I’ve never said anything in the past about the AMiA because, to be quite frank, while I’ve got nothing against anyone stealing an acronym in order to improve their Google ranking, doing so from the Arab Marine Industries Association is just plain silly if you’re trying to make a name for yourself in the cutthroat world of Bible-believing Anglicanism. Then again, any organisation which thinks it’s sensible to have more ‘bishops’ than parishes is probably always going to find the ecclesiastical equivalent of tying one’s shoelaces difficult, and it really is unfair to be too harsh on little Chuck Murphy and the boys. After all, they try hard, and just because they’re convinced America needs to become more like Rwanda is no reason to laugh at them all the time.

In fact, despite that the AMiA are the Communion’s equivalent of that kid in school whom the teacher always left sitting in a corner with a box of old crayons, and whom could never be trusted to not eat all the paste on craft days, they invariably display an attribute which every GAFCON Christian should emulate: no matter how stupid whatever it is they’re saying might be, they always insist that it’s an essential part of traditional orthodox Christianity. Whereas liberal apostates might say things like “I know this is new, but times change and the Spirit challenges us to find new ways of meeting God in the face of these changes”, the true GAFCON believer will always insist that every innovation – regardless of how outlandish it may be - is actually something that the Saints have done since before St. Paul heard a voice telling him to stop killing people.

Indeed, one can never underestimate the intimidatory power of saying “I’m just holding fast to what Christian’s have always believed”. It doesn’t matter that only tiny minority of Christians might have believed it, or that this belief first became popular among a group who also specialised in tearing out the tongues of women with more than two vowels in their first name: history has nothing to do with things. Just proudly stick your chest out and insist that your position is the only historically orthodox one, and everyone else is denying the faith’s foundations.

You’ll be amazed at how easily this convinces those around you.

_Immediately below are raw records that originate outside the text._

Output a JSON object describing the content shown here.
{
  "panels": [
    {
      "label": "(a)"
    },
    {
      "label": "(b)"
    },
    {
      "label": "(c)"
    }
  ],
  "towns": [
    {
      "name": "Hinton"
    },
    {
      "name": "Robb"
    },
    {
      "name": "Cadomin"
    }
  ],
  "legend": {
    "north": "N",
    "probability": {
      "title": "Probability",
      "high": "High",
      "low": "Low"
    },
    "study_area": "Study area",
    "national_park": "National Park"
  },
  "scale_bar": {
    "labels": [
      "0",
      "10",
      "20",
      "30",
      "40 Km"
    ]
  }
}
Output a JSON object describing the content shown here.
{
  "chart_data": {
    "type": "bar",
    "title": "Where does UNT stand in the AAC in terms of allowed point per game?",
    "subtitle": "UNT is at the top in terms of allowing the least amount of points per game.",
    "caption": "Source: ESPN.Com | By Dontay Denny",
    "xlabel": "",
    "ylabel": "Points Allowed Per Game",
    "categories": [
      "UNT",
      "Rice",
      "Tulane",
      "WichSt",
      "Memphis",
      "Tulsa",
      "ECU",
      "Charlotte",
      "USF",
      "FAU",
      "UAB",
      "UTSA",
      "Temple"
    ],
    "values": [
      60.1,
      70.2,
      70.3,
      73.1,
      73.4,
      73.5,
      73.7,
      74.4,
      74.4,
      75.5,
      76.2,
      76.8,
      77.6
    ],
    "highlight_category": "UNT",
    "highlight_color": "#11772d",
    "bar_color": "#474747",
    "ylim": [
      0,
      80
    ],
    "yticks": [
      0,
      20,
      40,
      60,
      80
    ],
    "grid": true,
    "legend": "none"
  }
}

Once, after eating some mushrooms Brother Richthofen found growing wild in the woods, I spent a whole month convinced that Christ instituted pickled onions as a third Eucharistic element. Despite meeting resistance from my area deanery I stood true to the voices I was continuously hearing, and harangued every clergyman I knew day and night about this important Christian tradition”. To this day some of them still keep a small jar on the altar, which just goes to show: if they AMiA can keep their energy up for long enough they might even one day manage to introduce Middle Americans to the quaint Rwandan custom of settling community disputes with a machete.

I’m Father Christian and I teach the Bible.

1 comment :

Anonymous said...

Dear Father Christian - having once stirred outright terror among a group of women when I told them that hang nails can trigger a nervous system cascade that results in exploding eyeballs, I know very well the ease with which information may be introduced to the general populace of "believers". All to often the term "believer" means one will believe anything someone who holds a bible tells them with a reasonable air of conviction. I have begun to suspect that humanity was created as a sit-com for the gods and this week GAFCON is the special guest.